Outside a window and beyond the white porch that wraps around the first floor of the building, Able can see the Jacques Cousteau National Estuary. Near the station, waters from the Mullica River flow into Great Bay and past it, into the Atlantic Ocean.

What looks like a shiny dog’s nose peaks out of the water and dips back down with the waves. Local harbor seals have been enjoying the warmer air and water temperatures of an unusually mild winter. They aren’t the only living creatures Rutgers scientists have been able to study recently.

“We’re watching the temperatures getting warmer each year,” Able said. “This year was crazy. We see that in the fishes still here, like summer flounder and fluke larvae. There’s more than we’ve ever seen.”

​Temperature ranges at the Jersey Shore are some of the broadest in the world, according to Able and Thomas Grothues, an associate research professor. One of the primary research projects at the station is the study of fish and how they respond to changes in the environment over time.

When the researchers say this winter’s collections have been different than any other year, they’re talking from more than 25 years of experience.

Scientists have collected specimens from the water off the station’s long wooden walkway every day since 1989. The boardwalk is framed by telephone poles with charred, black wood. A fire in 1976 nearly destroyed the walkway and endangered the station.

Fires aren’t uncommon in the station’s history. The first recorded one was in 1955 during the Coast Guard years. Evidence of the fire can be seen in charred timbers under the house deck. The third floor, which now contains offices and marine research materials, had to be completely rebuilt after a 1969 fire caused by a lightning strike.

After Hurricane Sandy hit the coast in 2012, many wooden structures had to be rebuilt, but the main station survived unscathed — unless you count the plumbing.

“They evacuated us for Irene and Sandy, but nothing structurally was disturbed,” able said. “After Sandy, we were 1,100 days and counting that we couldn’t flush the toilets, but I’d rather be here than anywhere else.”

More than three years after Sandy, the majority of problems have been taken care of, but the station’s wet lab is still unusable. The lab is supposed to allow scientists to take marine life from the bay for observation, where they can manipulate conditions to speed up organism development.

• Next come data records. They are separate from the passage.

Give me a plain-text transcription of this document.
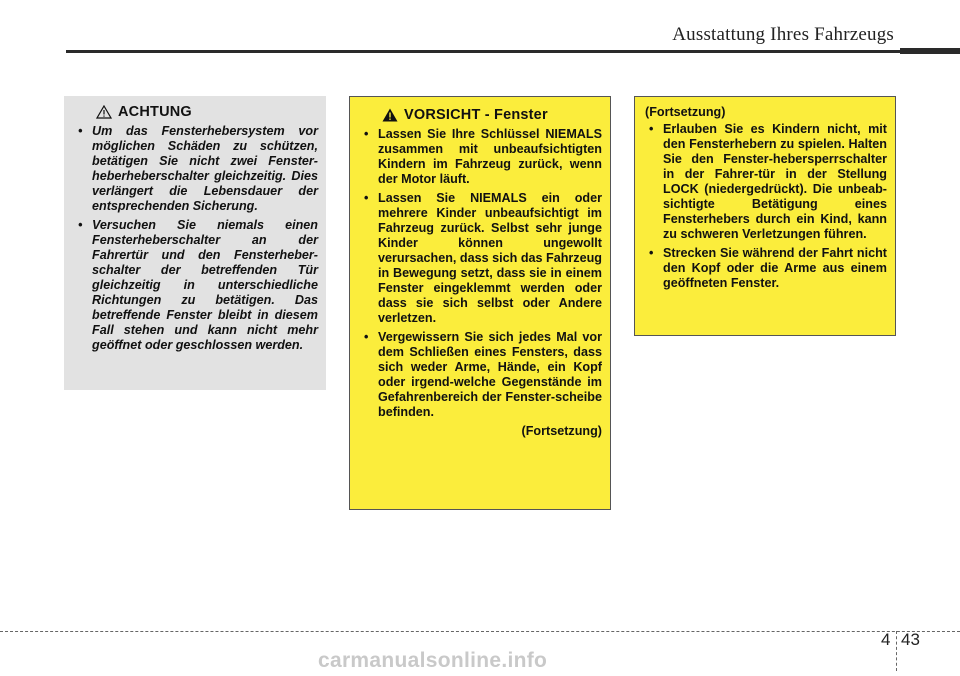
Ausstattung Ihres Fahrzeugs
ACHTUNG
• Um das Fensterhebersystem vor möglichen Schäden zu schützen, betätigen Sie nicht zwei Fenster-heberheberschalter gleichzeitig. Dies verlängert die Lebensdauer der entsprechenden Sicherung.
• Versuchen Sie niemals einen Fensterheberschalter an der Fahrertür und den Fensterheber-schalter der betreffenden Tür gleichzeitig in unterschiedliche Richtungen zu betätigen. Das betreffende Fenster bleibt in diesem Fall stehen und kann nicht mehr geöffnet oder geschlossen werden.
VORSICHT - Fenster
• Lassen Sie Ihre Schlüssel NIEMALS zusammen mit unbeaufsichtigten Kindern im Fahrzeug zurück, wenn der Motor läuft.
• Lassen Sie NIEMALS ein oder mehrere Kinder unbeaufsichtigt im Fahrzeug zurück. Selbst sehr junge Kinder können ungewollt verursachen, dass sich das Fahrzeug in Bewegung setzt, dass sie in einem Fenster eingeklemmt werden oder dass sie sich selbst oder Andere verletzen.
• Vergewissern Sie sich jedes Mal vor dem Schließen eines Fensters, dass sich weder Arme, Hände, ein Kopf oder irgend-welche Gegenstände im Gefahrenbereich der Fenster-scheibe befinden.
(Fortsetzung)
(Fortsetzung)
• Erlauben Sie es Kindern nicht, mit den Fensterhebern zu spielen. Halten Sie den Fenster-hebersperrschalter in der Fahrer-tür in der Stellung LOCK (niedergedrückt). Die unbeab-sichtigte Betätigung eines Fensterhebers durch ein Kind, kann zu schweren Verletzungen führen.
• Strecken Sie während der Fahrt nicht den Kopf oder die Arme aus einem geöffneten Fenster.
4 43
carmanualsonline.info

Able said the money to fix the lab has been budgeted, but it’s tied up in bureaucracy.

On the first floor, technician Christine Denisevich, of Galloway Township, used small instruments to separate fish larvae samples and examine them under a microscope. The larvae collected from a recent day filled a small jar containing an ethanol preservative mixture.

Some archived jars from past Decembers contain no larvae at all.

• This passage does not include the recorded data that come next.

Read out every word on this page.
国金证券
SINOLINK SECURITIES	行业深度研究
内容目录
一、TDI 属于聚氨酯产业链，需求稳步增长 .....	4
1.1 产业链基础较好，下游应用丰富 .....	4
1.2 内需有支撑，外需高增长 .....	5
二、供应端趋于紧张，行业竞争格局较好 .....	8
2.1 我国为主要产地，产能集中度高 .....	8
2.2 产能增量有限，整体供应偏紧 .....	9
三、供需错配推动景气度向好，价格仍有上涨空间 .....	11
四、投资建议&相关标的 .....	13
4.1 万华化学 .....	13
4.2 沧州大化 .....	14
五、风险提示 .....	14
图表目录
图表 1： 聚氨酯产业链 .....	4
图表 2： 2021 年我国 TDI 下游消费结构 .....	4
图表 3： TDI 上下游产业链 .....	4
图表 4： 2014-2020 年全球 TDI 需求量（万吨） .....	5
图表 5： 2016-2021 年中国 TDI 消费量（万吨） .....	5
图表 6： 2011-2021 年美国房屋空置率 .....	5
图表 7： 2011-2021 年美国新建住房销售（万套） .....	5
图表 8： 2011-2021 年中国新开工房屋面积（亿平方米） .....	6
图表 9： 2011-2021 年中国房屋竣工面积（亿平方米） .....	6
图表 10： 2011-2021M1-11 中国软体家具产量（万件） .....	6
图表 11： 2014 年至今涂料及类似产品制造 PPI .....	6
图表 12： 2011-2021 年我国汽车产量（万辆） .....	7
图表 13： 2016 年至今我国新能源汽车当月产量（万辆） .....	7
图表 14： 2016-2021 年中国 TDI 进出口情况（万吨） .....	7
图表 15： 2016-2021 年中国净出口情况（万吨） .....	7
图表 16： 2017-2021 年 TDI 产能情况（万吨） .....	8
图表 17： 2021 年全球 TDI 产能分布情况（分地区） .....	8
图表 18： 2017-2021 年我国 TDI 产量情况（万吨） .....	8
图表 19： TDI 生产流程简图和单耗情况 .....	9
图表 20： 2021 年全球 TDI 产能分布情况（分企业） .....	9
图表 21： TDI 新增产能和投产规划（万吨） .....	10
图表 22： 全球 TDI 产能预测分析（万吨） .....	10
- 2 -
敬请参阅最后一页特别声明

“We’ve been looking at change as a concept. The concepts are really simple,” Grothues said. “But what’s different about science is the process of measuring that change. We now have new tools to do that.”

The marine station and the scientists that work there might seem as if they’re isolated on a small stretch of marsh near a small New Jersey town, but their research is far-reaching. Grothues will head to Alaska in April to study salmon runs, using robotic technology.

He was recently featured in a Discovery Channel documentary during Shark Week about the endangered Ninja shark in the Philippines. He previously worked at a marine station on the coast of California.

Paola Lopez, an assistance research professor at the station, works on projects related to detecting pollution in the atmosphere and water. She studies fish otoliths, or earstones, to trace the animal’s history and the habitats it has visited.

Her research is applied to studying fish that migrate from the Gulf of Mexico, where oil spills have damaged the water quality.

It’s an exciting time for marine science, Able said, and researchers in Little Egg Harbor Township get to live as close to marine life as they are allowed, thanks to the U.S. Coast Guard.

“The kinds of things we fish for has changed dramatically over the 125 years of history that are included in the book,” he said. “What we learn here helps in other places around the world.”